Il direttore risponde. La vita pubblica esige probità e dedizione
A. A., pensionato
Non so se ovunque sia così, ma conosco anch’io università statali che retribuiscono con 40 euro all’ora di lezione, corsi di 30 ore, ai quali bisogna aggiungere "gratis" il lavoro di preparazione, gli esami e il tempo dedicato a seguire i laureandi. Con la beffa supplementare di ricevere l’importo magari l’anno successivo, e solo dopo aver esaurito gli esami dei frequentanti. Quale passione per il proprio lavoro può provare chi è trattato in questo modo? È uno dei tanti guasti del nostro sistema universitario, oscillante tra rendite baronali e precarietà da accattoni.
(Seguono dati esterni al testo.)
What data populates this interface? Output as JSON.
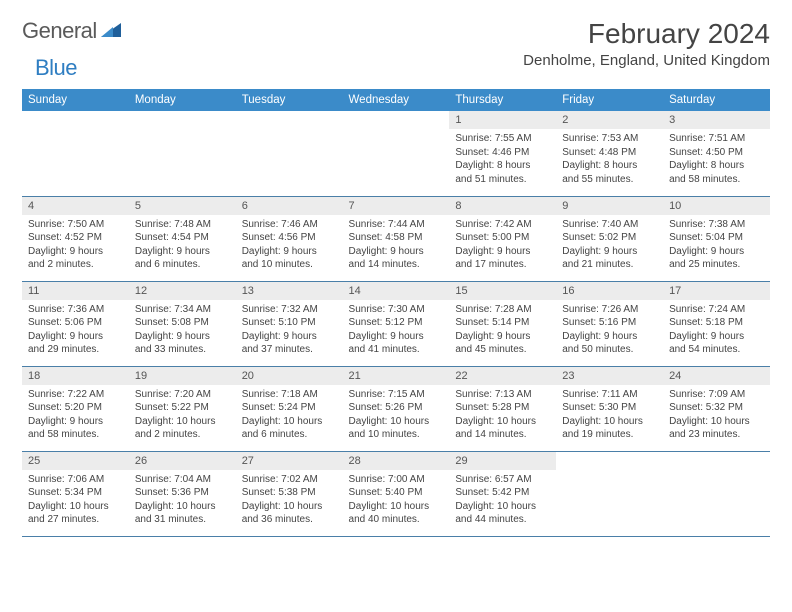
{
  "brand": {
    "word1": "General",
    "word2": "Blue",
    "word1_color": "#5a5a5a",
    "word2_color": "#2f7ec2",
    "icon_color": "#1f5f9a"
  },
  "header": {
    "month_year": "February 2024",
    "location": "Denholme, England, United Kingdom"
  },
  "styling": {
    "header_row_bg": "#3b8bc9",
    "header_row_text": "#ffffff",
    "daynum_bg": "#ececec",
    "cell_border_color": "#4a7fa8",
    "body_text_color": "#444444",
    "font_family": "Arial",
    "title_fontsize": 28,
    "location_fontsize": 15,
    "weekday_fontsize": 11.5,
    "daynum_fontsize": 11,
    "cell_fontsize": 10
  },
  "weekdays": [
    "Sunday",
    "Monday",
    "Tuesday",
    "Wednesday",
    "Thursday",
    "Friday",
    "Saturday"
  ],
  "weeks": [
    [
      {
        "empty": true
      },
      {
        "empty": true
      },
      {
        "empty": true
      },
      {
        "empty": true
      },
      {
        "day": "1",
        "sunrise": "Sunrise: 7:55 AM",
        "sunset": "Sunset: 4:46 PM",
        "daylight1": "Daylight: 8 hours",
        "daylight2": "and 51 minutes."
      },
      {
        "day": "2",
        "sunrise": "Sunrise: 7:53 AM",
        "sunset": "Sunset: 4:48 PM",
        "daylight1": "Daylight: 8 hours",
        "daylight2": "and 55 minutes."
      },
      {
        "day": "3",
        "sunrise": "Sunrise: 7:51 AM",
        "sunset": "Sunset: 4:50 PM",
        "daylight1": "Daylight: 8 hours",
        "daylight2": "and 58 minutes."
      }
    ],
    [
      {
        "day": "4",
        "sunrise": "Sunrise: 7:50 AM",
        "sunset": "Sunset: 4:52 PM",
        "daylight1": "Daylight: 9 hours",
        "daylight2": "and 2 minutes."
      },
      {
        "day": "5",
        "sunrise": "Sunrise: 7:48 AM",
        "sunset": "Sunset: 4:54 PM",
        "daylight1": "Daylight: 9 hours",
        "daylight2": "and 6 minutes."
      },
      {
        "day": "6",
        "sunrise": "Sunrise: 7:46 AM",
        "sunset": "Sunset: 4:56 PM",
        "daylight1": "Daylight: 9 hours",
        "daylight2": "and 10 minutes."
      },
      {
        "day": "7",
        "sunrise": "Sunrise: 7:44 AM",
        "sunset": "Sunset: 4:58 PM",
        "daylight1": "Daylight: 9 hours",
        "daylight2": "and 14 minutes."
      },
      {
        "day": "8",
        "sunrise": "Sunrise: 7:42 AM",
        "sunset": "Sunset: 5:00 PM",
        "daylight1": "Daylight: 9 hours",
        "daylight2": "and 17 minutes."
      },
      {
        "day": "9",
        "sunrise": "Sunrise: 7:40 AM",
        "sunset": "Sunset: 5:02 PM",
        "daylight1": "Daylight: 9 hours",
        "daylight2": "and 21 minutes."
      },
      {
        "day": "10",
        "sunrise": "Sunrise: 7:38 AM",
        "sunset": "Sunset: 5:04 PM",
        "daylight1": "Daylight: 9 hours",
        "daylight2": "and 25 minutes."
      }
    ],
    [
      {
        "day": "11",
        "sunrise": "Sunrise: 7:36 AM",
        "sunset": "Sunset: 5:06 PM",
        "daylight1": "Daylight: 9 hours",
        "daylight2": "and 29 minutes."
      },
      {
        "day": "12",
        "sunrise": "Sunrise: 7:34 AM",
        "sunset": "Sunset: 5:08 PM",
        "daylight1": "Daylight: 9 hours",
        "daylight2": "and 33 minutes."
      },
      {
        "day": "13",
        "sunrise": "Sunrise: 7:32 AM",
        "sunset": "Sunset: 5:10 PM",
        "daylight1": "Daylight: 9 hours",
        "daylight2": "and 37 minutes."
      },
      {
        "day": "14",
        "sunrise": "Sunrise: 7:30 AM",
        "sunset": "Sunset: 5:12 PM",
        "daylight1": "Daylight: 9 hours",
        "daylight2": "and 41 minutes."
      },
      {
        "day": "15",
        "sunrise": "Sunrise: 7:28 AM",
        "sunset": "Sunset: 5:14 PM",
        "daylight1": "Daylight: 9 hours",
        "daylight2": "and 45 minutes."
      },
      {
        "day": "16",
        "sunrise": "Sunrise: 7:26 AM",
        "sunset": "Sunset: 5:16 PM",
        "daylight1": "Daylight: 9 hours",
        "daylight2": "and 50 minutes."
      },
      {
        "day": "17",
        "sunrise": "Sunrise: 7:24 AM",
        "sunset": "Sunset: 5:18 PM",
        "daylight1": "Daylight: 9 hours",
        "daylight2": "and 54 minutes."
      }
    ],
    [
      {
        "day": "18",
        "sunrise": "Sunrise: 7:22 AM",
        "sunset": "Sunset: 5:20 PM",
        "daylight1": "Daylight: 9 hours",
        "daylight2": "and 58 minutes."
      },
      {
        "day": "19",
        "sunrise": "Sunrise: 7:20 AM",
        "sunset": "Sunset: 5:22 PM",
        "daylight1": "Daylight: 10 hours",
        "daylight2": "and 2 minutes."
      },
      {
        "day": "20",
        "sunrise": "Sunrise: 7:18 AM",
        "sunset": "Sunset: 5:24 PM",
        "daylight1": "Daylight: 10 hours",
        "daylight2": "and 6 minutes."
      },
      {
        "day": "21",
        "sunrise": "Sunrise: 7:15 AM",
        "sunset": "Sunset: 5:26 PM",
        "daylight1": "Daylight: 10 hours",
        "daylight2": "and 10 minutes."
      },
      {
        "day": "22",
        "sunrise": "Sunrise: 7:13 AM",
        "sunset": "Sunset: 5:28 PM",
        "daylight1": "Daylight: 10 hours",
        "daylight2": "and 14 minutes."
      },
      {
        "day": "23",
        "sunrise": "Sunrise: 7:11 AM",
        "sunset": "Sunset: 5:30 PM",
        "daylight1": "Daylight: 10 hours",
        "daylight2": "and 19 minutes."
      },
      {
        "day": "24",
        "sunrise": "Sunrise: 7:09 AM",
        "sunset": "Sunset: 5:32 PM",
        "daylight1": "Daylight: 10 hours",
        "daylight2": "and 23 minutes."
      }
    ],
    [
      {
        "day": "25",
        "sunrise": "Sunrise: 7:06 AM",
        "sunset": "Sunset: 5:34 PM",
        "daylight1": "Daylight: 10 hours",
        "daylight2": "and 27 minutes."
      },
      {
        "day": "26",
        "sunrise": "Sunrise: 7:04 AM",
        "sunset": "Sunset: 5:36 PM",
        "daylight1": "Daylight: 10 hours",
        "daylight2": "and 31 minutes."
      },
      {
        "day": "27",
        "sunrise": "Sunrise: 7:02 AM",
        "sunset": "Sunset: 5:38 PM",
        "daylight1": "Daylight: 10 hours",
        "daylight2": "and 36 minutes."
      },
      {
        "day": "28",
        "sunrise": "Sunrise: 7:00 AM",
        "sunset": "Sunset: 5:40 PM",
        "daylight1": "Daylight: 10 hours",
        "daylight2": "and 40 minutes."
      },
      {
        "day": "29",
        "sunrise": "Sunrise: 6:57 AM",
        "sunset": "Sunset: 5:42 PM",
        "daylight1": "Daylight: 10 hours",
        "daylight2": "and 44 minutes."
      },
      {
        "empty": true
      },
      {
        "empty": true
      }
    ]
  ]
}
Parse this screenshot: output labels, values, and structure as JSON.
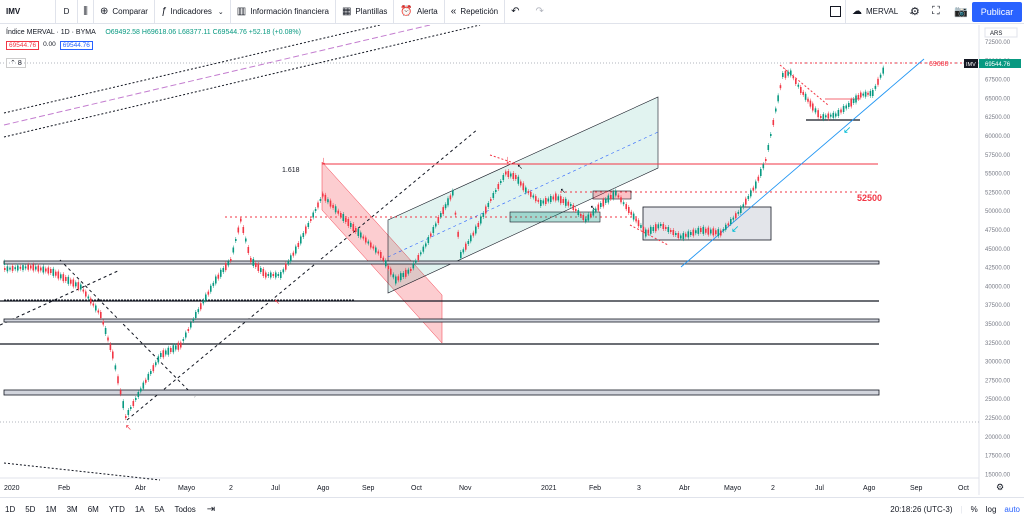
{
  "toolbar": {
    "symbol": "IMV",
    "interval": "D",
    "compare": "Comparar",
    "indicators": "Indicadores",
    "financial": "Información financiera",
    "templates": "Plantillas",
    "alert": "Alerta",
    "replay": "Repetición",
    "compare_symbol": "MERVAL",
    "publish": "Publicar"
  },
  "legend": {
    "title": "Índice MERVAL · 1D · BYMA",
    "ohlc": "O69492.58 H69618.06 L68377.11 C69544.76 +52.18 (+0.08%)",
    "price_left": "69544.76",
    "spread": "0.00",
    "price_right": "69544.76",
    "collapse": "8"
  },
  "price_axis": {
    "currency": "ARS",
    "ticks": [
      "72500.00",
      "70000.00",
      "67500.00",
      "65000.00",
      "62500.00",
      "60000.00",
      "57500.00",
      "55000.00",
      "52500.00",
      "50000.00",
      "47500.00",
      "45000.00",
      "42500.00",
      "40000.00",
      "37500.00",
      "35000.00",
      "32500.00",
      "30000.00",
      "27500.00",
      "25000.00",
      "22500.00",
      "20000.00",
      "17500.00",
      "15000.00"
    ],
    "last_tag_symbol": "IMV",
    "last_tag_value": "69544.76"
  },
  "time_axis": [
    "2020",
    "Feb",
    "Abr",
    "Mayo",
    "2",
    "Jul",
    "Ago",
    "Sep",
    "Oct",
    "Nov",
    "2021",
    "Feb",
    "3",
    "Abr",
    "Mayo",
    "2",
    "Jul",
    "Ago",
    "Sep",
    "Oct"
  ],
  "annotations": {
    "fib": "1.618",
    "level_high": "69688",
    "level_mid": "52500"
  },
  "ranges": [
    "1D",
    "5D",
    "1M",
    "3M",
    "6M",
    "YTD",
    "1A",
    "5A",
    "Todos"
  ],
  "status": {
    "time": "20:18:26 (UTC-3)",
    "percent": "%",
    "log": "log",
    "auto": "auto"
  },
  "colors": {
    "up": "#089981",
    "down": "#f23645",
    "accent": "#2962ff"
  }
}
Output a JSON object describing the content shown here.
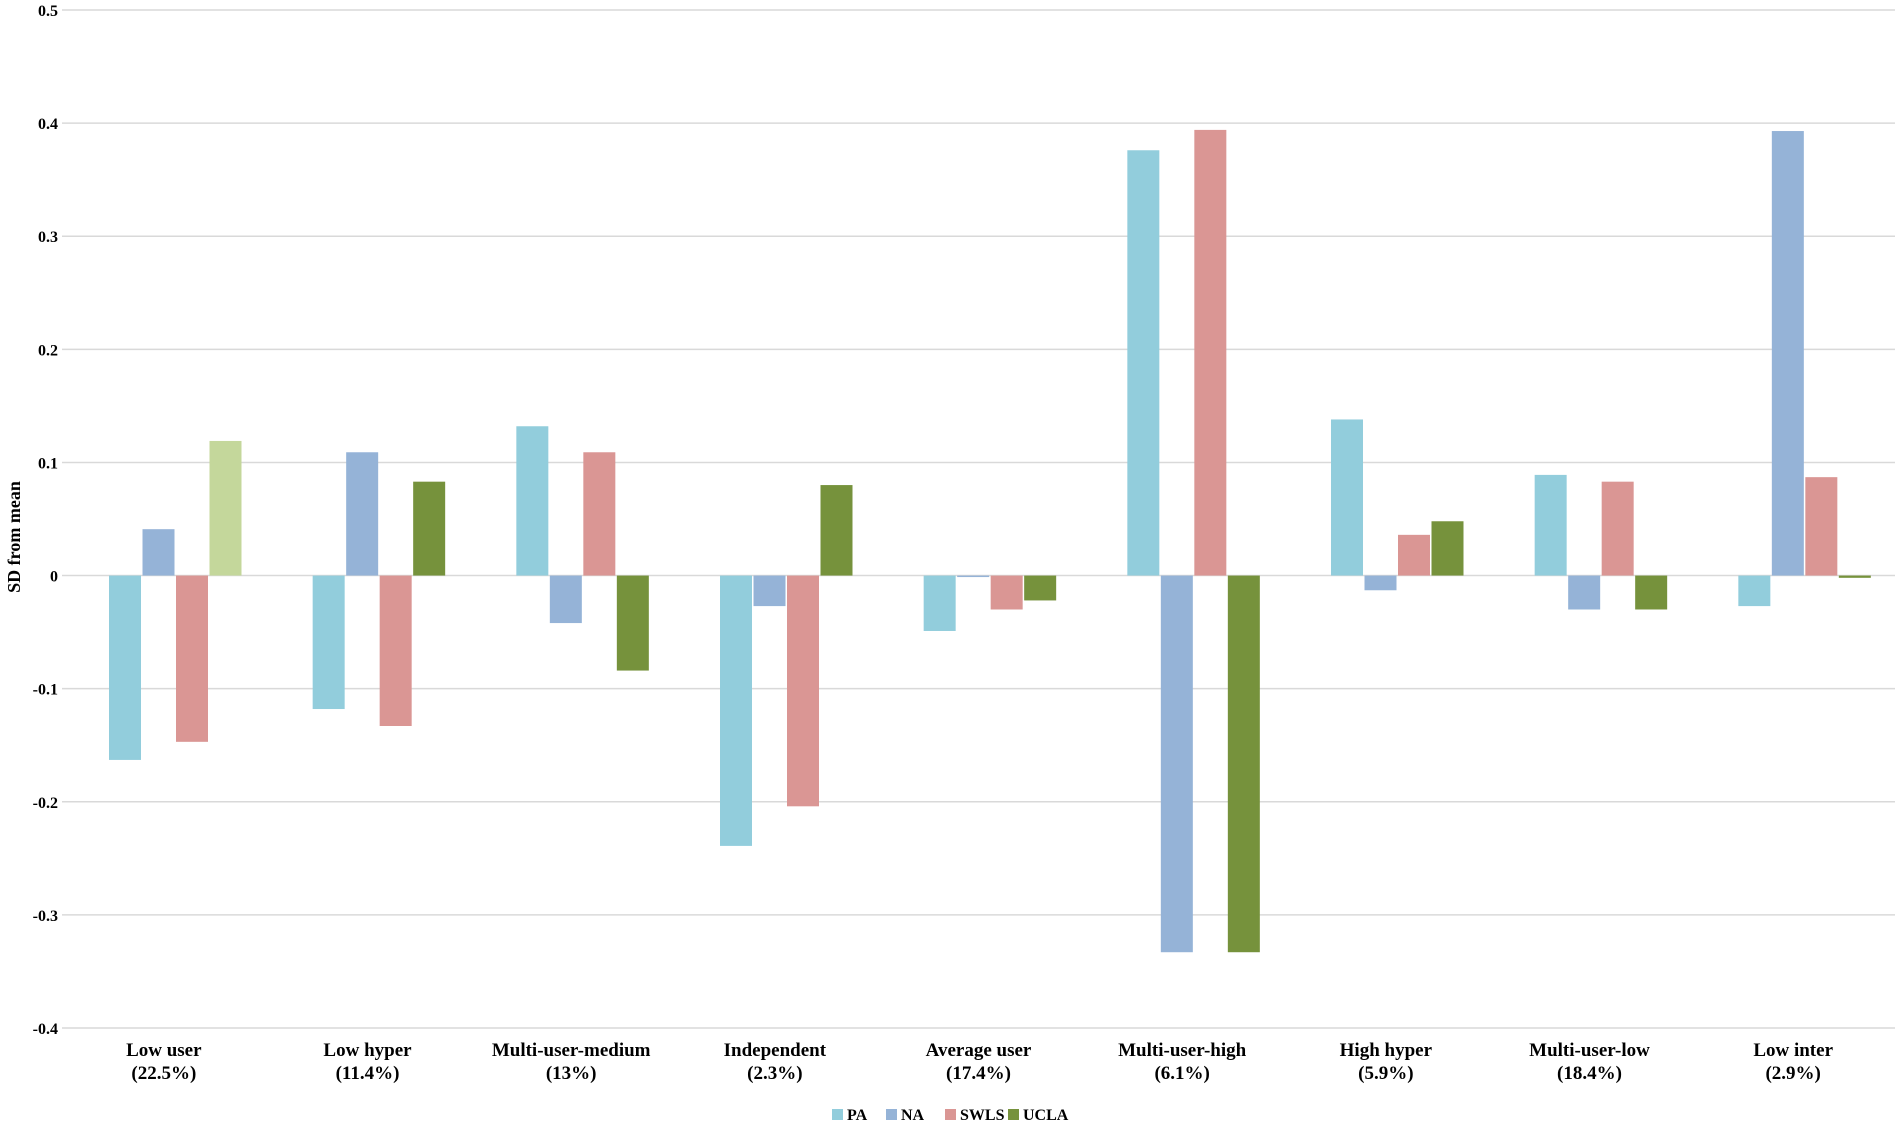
{
  "chart_data": {
    "type": "bar",
    "title": "",
    "xlabel": "",
    "ylabel": "SD from mean",
    "ylim": [
      -0.4,
      0.5
    ],
    "yticks": [
      -0.4,
      -0.3,
      -0.2,
      -0.1,
      0,
      0.1,
      0.2,
      0.3,
      0.4,
      0.5
    ],
    "ytick_labels": [
      "-0.4",
      "-0.3",
      "-0.2",
      "-0.1",
      "0",
      "0.1",
      "0.2",
      "0.3",
      "0.4",
      "0.5"
    ],
    "grid": true,
    "legend_position": "bottom",
    "categories": [
      [
        "Low user",
        "(22.5%)"
      ],
      [
        "Low hyper",
        "(11.4%)"
      ],
      [
        "Multi-user-medium",
        "(13%)"
      ],
      [
        "Independent",
        "(2.3%)"
      ],
      [
        "Average user",
        "(17.4%)"
      ],
      [
        "Multi-user-high",
        "(6.1%)"
      ],
      [
        "High hyper",
        "(5.9%)"
      ],
      [
        "Multi-user-low",
        "(18.4%)"
      ],
      [
        "Low inter",
        "(2.9%)"
      ]
    ],
    "series": [
      {
        "name": "PA",
        "color": "#92cddc",
        "values": [
          -0.163,
          -0.118,
          0.132,
          -0.239,
          -0.049,
          0.376,
          0.138,
          0.089,
          -0.027
        ]
      },
      {
        "name": "NA",
        "color": "#95b3d7",
        "values": [
          0.041,
          0.109,
          -0.042,
          -0.027,
          0.0,
          -0.333,
          -0.013,
          -0.03,
          0.393
        ]
      },
      {
        "name": "SWLS",
        "color": "#da9694",
        "values": [
          -0.147,
          -0.133,
          0.109,
          -0.204,
          -0.03,
          0.394,
          0.036,
          0.083,
          0.087
        ]
      },
      {
        "name": "UCLA",
        "color": "#76923c",
        "values": [
          0.119,
          0.083,
          -0.084,
          0.08,
          -0.022,
          -0.333,
          0.048,
          -0.03,
          -0.002
        ]
      }
    ],
    "highlighted_bar": {
      "series": "UCLA",
      "category_index": 0,
      "color": "#c4d79b"
    }
  }
}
Non diversamente da ciò che accade in politica, con parlamentari, l’ultimo arrivato dei quali guadagna più del segretario di Stato Usa, e moltissimi amministratori locali con indennità irrisorie, pur a fronte, talvolta, di un grande impegno a servizio della propria comunità. Le ristrettezze che sempre più ci avvincono, a causa della crisi economica, accentuano la percezione di ingiustizia che si accompagna a queste situazioni e a quelle descritte nella sua lettera. Ma ecco che dalla stessa crisi, facendo tesoro delle lezioni ascoltate dal Santo Padre e dal Capo dello Stato, coi messaggi di fine/inizio anno, può innescarsi un processo finalmente virtuoso. La vita pubblica deve riguadagnare decoro e prestigio, non per i privilegi che accumula ed esibisce, ma per la probità e la dedizione da cui è caratterizzata. È questa l’unica via in grado di ripristinare quella solidarietà che non può essere guardata, con benevolenza sentimentale, come l’ingenua generosità dei volontari, ma trama indispensabile per una società coesa ed equa. Davvero Buon Anno!